Mabel Trecarrel was weak and ailing too, but she was much too valuable a species of commodity to be shot out of hand, like a poor Feringhee soldier, even though quite as much a Kaffir and infidel as he might be; so she was tenderly borne in a palanquin which had been found in the cantonments, and which contained every comfort and appliance for travelling—little drawers for holding clothes or food, and even a mirror, though she never looked at it.
Like a few more, she was silent in her grief, and found a refuge in tears.
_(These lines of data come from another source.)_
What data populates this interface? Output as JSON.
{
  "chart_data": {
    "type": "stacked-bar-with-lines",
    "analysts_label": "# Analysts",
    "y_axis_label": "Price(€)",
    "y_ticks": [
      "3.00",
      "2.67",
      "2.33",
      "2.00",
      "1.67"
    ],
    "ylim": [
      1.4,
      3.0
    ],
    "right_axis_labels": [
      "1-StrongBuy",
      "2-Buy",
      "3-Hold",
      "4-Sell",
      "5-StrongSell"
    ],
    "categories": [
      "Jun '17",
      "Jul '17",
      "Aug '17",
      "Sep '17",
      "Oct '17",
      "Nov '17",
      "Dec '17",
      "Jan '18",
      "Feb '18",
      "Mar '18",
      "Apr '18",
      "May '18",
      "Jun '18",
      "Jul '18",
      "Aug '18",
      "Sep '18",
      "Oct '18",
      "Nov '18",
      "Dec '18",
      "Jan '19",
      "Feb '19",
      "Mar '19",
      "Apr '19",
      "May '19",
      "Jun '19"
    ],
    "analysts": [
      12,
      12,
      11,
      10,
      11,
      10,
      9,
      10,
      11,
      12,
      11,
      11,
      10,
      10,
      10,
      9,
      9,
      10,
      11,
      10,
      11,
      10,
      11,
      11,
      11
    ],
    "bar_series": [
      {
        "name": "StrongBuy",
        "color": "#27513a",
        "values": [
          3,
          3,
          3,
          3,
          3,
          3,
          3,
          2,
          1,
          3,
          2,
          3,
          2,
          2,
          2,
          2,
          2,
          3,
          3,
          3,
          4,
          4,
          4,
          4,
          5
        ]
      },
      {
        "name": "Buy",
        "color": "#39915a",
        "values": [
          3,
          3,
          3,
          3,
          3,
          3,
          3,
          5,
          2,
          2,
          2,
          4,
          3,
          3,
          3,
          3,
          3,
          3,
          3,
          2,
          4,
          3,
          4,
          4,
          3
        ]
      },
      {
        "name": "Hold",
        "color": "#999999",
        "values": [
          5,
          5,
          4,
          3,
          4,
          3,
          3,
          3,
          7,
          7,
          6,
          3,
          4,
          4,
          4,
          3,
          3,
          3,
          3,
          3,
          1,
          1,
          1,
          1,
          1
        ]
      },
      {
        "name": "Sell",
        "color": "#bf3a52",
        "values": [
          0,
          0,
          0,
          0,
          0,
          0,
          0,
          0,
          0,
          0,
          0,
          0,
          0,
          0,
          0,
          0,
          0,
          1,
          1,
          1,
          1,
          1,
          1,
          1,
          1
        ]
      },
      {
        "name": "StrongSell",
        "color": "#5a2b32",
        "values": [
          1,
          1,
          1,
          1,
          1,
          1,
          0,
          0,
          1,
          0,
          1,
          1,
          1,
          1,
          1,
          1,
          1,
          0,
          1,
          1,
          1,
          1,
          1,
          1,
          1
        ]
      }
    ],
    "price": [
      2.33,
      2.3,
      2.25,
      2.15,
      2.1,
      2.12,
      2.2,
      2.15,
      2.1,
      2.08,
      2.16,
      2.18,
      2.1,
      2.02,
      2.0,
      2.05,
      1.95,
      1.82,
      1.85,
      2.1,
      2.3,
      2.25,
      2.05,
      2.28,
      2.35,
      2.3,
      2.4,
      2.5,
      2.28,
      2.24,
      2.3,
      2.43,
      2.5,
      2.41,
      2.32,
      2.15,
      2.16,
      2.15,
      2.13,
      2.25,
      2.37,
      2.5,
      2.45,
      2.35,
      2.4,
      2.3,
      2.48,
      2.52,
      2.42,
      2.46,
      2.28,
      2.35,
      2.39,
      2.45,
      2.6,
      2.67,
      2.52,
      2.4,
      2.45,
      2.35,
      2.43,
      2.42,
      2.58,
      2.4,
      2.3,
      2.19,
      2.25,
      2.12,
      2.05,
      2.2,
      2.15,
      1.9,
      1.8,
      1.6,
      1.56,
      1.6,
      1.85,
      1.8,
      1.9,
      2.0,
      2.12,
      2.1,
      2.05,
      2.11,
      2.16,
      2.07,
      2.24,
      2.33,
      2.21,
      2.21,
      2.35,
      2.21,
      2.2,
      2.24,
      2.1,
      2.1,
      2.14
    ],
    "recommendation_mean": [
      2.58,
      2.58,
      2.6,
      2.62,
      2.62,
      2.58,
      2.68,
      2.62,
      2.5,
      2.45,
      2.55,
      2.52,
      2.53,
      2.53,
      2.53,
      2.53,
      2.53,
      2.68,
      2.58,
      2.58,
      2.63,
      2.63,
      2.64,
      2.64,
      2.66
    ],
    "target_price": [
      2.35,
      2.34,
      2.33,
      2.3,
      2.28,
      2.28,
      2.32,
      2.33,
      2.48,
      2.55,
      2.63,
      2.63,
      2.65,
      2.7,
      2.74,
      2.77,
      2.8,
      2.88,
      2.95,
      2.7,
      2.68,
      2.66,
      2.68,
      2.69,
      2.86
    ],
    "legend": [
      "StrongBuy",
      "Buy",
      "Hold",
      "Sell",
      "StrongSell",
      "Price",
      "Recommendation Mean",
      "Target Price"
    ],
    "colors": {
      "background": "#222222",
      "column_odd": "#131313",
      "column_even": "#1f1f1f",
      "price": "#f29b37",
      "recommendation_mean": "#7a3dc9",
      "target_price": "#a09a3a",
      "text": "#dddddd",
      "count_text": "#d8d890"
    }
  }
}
The wedded wife might utter loudly and despairingly the name of her husband, and the parent that of the dead or absent child, finding a relief for the overcharged heart in sound; but, even in that terrible time, the poor betrothed girl could only whisper, in the inmost recesses of her breast, of the lover she never more might see, and gaze backward with haggard eyes on the features of the landscape with which they had both become familiar—the hills of Beymaru, the ridges of the Black Rocks, and the smiling valley of Cabul, as they all lessened and faded away in the distance, while slowly but surely, under a watchful and most unscrupulous guard, the train of prisoners, on active Tartar horses or plodding Afghan yaboos, in swinging dhooleys and curtained litters of other kinds, wound among the mountains on their way to Toorkistan, the frontiers of which were only about a week's journey distant.
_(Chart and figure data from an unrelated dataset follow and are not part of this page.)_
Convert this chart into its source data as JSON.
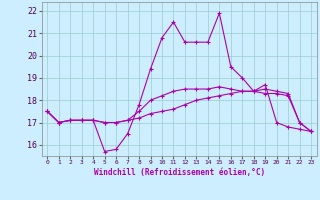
{
  "x": [
    0,
    1,
    2,
    3,
    4,
    5,
    6,
    7,
    8,
    9,
    10,
    11,
    12,
    13,
    14,
    15,
    16,
    17,
    18,
    19,
    20,
    21,
    22,
    23
  ],
  "line1": [
    17.5,
    17.0,
    17.1,
    17.1,
    17.1,
    15.7,
    15.8,
    16.5,
    17.8,
    19.4,
    20.8,
    21.5,
    20.6,
    20.6,
    20.6,
    21.9,
    19.5,
    19.0,
    18.4,
    18.7,
    17.0,
    16.8,
    16.7,
    16.6
  ],
  "line2": [
    17.5,
    17.0,
    17.1,
    17.1,
    17.1,
    17.0,
    17.0,
    17.1,
    17.2,
    17.4,
    17.5,
    17.6,
    17.8,
    18.0,
    18.1,
    18.2,
    18.3,
    18.4,
    18.4,
    18.5,
    18.4,
    18.3,
    17.0,
    16.6
  ],
  "line3": [
    17.5,
    17.0,
    17.1,
    17.1,
    17.1,
    17.0,
    17.0,
    17.1,
    17.5,
    18.0,
    18.2,
    18.4,
    18.5,
    18.5,
    18.5,
    18.6,
    18.5,
    18.4,
    18.4,
    18.3,
    18.3,
    18.2,
    17.0,
    16.6
  ],
  "color": "#aa00aa",
  "bg_color": "#cceeff",
  "grid_color": "#99cccc",
  "xlabel": "Windchill (Refroidissement éolien,°C)",
  "yticks": [
    16,
    17,
    18,
    19,
    20,
    21,
    22
  ],
  "xticks": [
    0,
    1,
    2,
    3,
    4,
    5,
    6,
    7,
    8,
    9,
    10,
    11,
    12,
    13,
    14,
    15,
    16,
    17,
    18,
    19,
    20,
    21,
    22,
    23
  ],
  "ylim": [
    15.5,
    22.4
  ],
  "xlim": [
    -0.5,
    23.5
  ]
}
And what was the prospect before them?
Separation and distribution, to be bartered for horses, or sold into slavery and degradation; the few men among them, irrespective of rank, to be the bondsmen, syces, carpet-spreaders, and grooms, hewers of wood and drawers of water: the women, if young, to be the veriest slaves of ignorant and unlettered masters, as yet unseen and unknown; if old, to become nurses and drudges to the women of the Usbec Tartars: and all these were Christians, and civilised subjects of the Queen; many of them accomplished, highly bred, nobly born, and tenderly nurtured.
Terrible were the emotions of the English mother, who, circumstanced thus, looked on her pure and innocent daughters and thought of what a week might bring forth!